O presidente da LBP defendeu também que as corporações devem ter um sistema misto, entre profissionais e voluntários, sistema que existe actualmente. “Portugal do ponto de vista da cobertura geral não está muito mal e se calhar tem padrões ao nível da Europa”, considerou, referindo que não se deve acabar com o voluntariado nos bombeiros. “Não acho por duas razões. A primeira diz respeito à alma do povo. Assistimos muitas vezes, mesmo aqueles que não são bombeiros, que quando existe algum acidente vão ajudar. O povo português gosta de ajudar, tem esse princípio, está na sua génese, está no seu ADN e, portanto, eu acho que todos aqueles que, ao longo dos anos, e muitos estão vivos, que deram o seu melhor aos bombeiros voluntários e que hoje se isso acontecesse teriam uma mágoa muito grande. Essa é uma razão que diria histórica, de ADN do povo português e de relação da sociedade e dos valores da sociedade que o povo português sempre cultivou. A segunda razão é económica.”

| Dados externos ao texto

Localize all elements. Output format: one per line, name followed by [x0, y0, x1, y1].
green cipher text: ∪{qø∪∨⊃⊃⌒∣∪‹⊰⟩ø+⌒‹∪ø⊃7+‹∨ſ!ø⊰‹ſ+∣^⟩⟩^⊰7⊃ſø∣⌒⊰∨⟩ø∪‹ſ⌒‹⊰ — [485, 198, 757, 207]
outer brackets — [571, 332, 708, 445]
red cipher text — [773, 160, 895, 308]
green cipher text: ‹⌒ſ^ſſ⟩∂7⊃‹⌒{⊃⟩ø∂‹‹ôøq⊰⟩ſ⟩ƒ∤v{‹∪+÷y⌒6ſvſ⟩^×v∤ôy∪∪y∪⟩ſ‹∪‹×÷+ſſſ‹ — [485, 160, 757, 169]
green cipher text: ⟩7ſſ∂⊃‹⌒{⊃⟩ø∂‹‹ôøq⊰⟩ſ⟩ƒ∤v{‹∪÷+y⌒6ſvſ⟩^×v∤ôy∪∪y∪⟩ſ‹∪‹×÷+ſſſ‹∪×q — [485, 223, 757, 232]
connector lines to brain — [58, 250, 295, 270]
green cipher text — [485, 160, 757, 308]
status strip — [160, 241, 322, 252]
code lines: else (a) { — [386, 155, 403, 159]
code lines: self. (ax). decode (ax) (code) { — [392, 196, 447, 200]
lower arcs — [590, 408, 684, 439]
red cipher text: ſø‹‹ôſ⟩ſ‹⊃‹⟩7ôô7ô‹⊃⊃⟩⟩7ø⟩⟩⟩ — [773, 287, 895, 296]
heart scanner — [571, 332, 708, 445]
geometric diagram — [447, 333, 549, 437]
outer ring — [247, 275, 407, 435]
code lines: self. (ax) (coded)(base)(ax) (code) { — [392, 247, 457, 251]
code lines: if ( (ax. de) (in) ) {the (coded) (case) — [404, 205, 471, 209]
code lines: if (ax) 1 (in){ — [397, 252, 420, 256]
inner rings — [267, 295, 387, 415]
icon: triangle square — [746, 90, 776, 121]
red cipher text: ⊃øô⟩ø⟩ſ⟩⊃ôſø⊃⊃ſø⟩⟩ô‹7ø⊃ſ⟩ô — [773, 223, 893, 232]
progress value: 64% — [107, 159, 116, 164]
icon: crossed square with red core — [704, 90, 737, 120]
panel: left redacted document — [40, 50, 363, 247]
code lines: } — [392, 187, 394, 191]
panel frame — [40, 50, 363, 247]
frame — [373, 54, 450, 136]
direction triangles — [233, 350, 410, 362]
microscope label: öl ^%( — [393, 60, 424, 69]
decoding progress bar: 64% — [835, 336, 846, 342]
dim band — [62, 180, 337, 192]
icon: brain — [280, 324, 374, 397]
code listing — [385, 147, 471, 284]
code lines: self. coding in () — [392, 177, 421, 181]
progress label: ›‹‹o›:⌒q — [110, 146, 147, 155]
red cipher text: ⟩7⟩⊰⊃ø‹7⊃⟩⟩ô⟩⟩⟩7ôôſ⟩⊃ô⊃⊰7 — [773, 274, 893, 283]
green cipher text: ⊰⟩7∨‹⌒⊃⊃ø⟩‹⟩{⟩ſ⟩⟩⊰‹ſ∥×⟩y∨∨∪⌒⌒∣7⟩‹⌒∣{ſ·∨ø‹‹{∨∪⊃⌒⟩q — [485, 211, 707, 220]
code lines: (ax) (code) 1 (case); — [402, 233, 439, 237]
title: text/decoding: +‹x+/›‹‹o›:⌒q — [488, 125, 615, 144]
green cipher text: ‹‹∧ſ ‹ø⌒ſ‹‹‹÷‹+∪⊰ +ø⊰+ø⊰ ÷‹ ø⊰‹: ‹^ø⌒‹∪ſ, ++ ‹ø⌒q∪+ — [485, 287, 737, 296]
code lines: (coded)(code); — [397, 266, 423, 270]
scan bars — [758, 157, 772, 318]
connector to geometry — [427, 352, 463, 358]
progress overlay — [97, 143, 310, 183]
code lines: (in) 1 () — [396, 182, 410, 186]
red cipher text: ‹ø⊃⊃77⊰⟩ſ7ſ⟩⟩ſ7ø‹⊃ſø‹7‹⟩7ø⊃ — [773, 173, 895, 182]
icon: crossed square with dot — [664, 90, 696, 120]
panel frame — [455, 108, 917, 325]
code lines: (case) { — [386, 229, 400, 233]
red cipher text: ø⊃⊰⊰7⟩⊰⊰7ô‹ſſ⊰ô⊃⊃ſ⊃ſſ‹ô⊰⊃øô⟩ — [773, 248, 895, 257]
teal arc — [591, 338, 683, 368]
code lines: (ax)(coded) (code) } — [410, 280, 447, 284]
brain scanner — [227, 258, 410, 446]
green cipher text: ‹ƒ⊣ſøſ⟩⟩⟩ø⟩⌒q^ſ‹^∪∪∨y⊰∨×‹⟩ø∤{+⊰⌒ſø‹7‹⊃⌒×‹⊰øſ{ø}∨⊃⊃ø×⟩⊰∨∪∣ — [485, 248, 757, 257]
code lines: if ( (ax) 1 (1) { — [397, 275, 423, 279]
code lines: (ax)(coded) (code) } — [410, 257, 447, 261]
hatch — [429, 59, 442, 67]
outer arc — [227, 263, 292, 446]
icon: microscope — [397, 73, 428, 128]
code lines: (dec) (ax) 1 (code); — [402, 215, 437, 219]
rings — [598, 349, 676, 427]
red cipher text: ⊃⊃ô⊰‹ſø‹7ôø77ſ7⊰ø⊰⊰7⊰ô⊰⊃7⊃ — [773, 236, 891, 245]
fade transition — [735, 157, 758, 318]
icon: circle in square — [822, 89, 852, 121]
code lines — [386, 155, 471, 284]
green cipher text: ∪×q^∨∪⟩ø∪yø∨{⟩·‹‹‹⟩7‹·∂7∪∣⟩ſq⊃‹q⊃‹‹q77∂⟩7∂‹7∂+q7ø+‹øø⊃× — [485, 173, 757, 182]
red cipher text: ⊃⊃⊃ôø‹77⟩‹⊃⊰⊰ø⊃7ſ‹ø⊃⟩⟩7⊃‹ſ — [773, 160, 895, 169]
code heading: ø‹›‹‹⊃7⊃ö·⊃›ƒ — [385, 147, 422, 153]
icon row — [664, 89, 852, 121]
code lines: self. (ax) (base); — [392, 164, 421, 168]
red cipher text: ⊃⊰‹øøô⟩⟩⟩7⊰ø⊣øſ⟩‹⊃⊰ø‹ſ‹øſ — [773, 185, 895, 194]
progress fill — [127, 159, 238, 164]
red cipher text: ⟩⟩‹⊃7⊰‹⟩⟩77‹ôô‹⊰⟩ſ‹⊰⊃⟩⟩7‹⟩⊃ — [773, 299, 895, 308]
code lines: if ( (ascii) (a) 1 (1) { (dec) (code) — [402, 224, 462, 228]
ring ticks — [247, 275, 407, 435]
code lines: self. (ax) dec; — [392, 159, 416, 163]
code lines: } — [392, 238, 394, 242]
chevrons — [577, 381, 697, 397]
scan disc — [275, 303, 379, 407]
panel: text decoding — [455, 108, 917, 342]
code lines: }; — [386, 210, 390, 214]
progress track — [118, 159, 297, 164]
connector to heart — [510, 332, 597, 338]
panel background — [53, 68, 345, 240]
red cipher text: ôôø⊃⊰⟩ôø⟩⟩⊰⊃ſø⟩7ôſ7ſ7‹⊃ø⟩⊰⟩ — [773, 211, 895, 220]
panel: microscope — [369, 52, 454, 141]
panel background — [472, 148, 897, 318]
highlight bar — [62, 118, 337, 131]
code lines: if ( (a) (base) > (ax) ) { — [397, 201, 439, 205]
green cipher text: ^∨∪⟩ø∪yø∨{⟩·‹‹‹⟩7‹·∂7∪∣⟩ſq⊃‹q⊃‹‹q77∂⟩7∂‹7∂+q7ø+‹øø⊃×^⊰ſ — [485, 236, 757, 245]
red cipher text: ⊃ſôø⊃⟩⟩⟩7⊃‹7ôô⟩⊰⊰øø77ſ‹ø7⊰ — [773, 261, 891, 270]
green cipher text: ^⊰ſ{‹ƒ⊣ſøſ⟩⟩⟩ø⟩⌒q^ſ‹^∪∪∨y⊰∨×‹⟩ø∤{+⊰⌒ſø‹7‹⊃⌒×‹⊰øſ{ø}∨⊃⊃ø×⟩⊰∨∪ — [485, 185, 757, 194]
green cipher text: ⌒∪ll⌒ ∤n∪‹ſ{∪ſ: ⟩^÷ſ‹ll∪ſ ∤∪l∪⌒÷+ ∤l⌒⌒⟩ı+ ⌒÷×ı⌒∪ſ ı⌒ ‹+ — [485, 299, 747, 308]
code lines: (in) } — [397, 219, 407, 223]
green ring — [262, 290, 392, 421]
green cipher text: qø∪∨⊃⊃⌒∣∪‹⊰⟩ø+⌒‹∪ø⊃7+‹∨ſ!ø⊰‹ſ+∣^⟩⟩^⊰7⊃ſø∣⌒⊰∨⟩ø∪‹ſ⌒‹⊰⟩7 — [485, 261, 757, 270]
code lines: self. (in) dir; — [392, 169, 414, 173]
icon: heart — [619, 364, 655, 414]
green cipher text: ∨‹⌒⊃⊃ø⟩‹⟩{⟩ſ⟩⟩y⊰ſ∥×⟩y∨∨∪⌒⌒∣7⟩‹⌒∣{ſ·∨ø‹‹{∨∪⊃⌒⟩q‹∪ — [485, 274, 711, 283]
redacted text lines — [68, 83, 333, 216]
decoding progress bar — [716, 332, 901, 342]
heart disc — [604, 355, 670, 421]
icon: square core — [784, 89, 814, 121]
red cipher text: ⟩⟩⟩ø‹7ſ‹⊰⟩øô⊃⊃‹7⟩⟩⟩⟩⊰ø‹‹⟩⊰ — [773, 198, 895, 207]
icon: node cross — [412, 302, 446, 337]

António Nunes explicou que Portugal não é um país rico e profissionalizar todos os bombeiros teria um custo muito elevado. “É só fazerem as contas. Certamente que os bombeiros voluntários vão continuar a existir”, estimou, frisando que devem existir equipas de bombeiros profissionais, mas não na totalidade.
António Nunes tomou posse como presidente da LBP a 8 de Janeiro, sucedendo no cargo a Jaime Marta Soares que estava no cargo há 12 anos.
Fundada em 1930, a LBP é a Confederação das associações e corpos de Bombeiros voluntários ou profissionais, e tem 465 associados.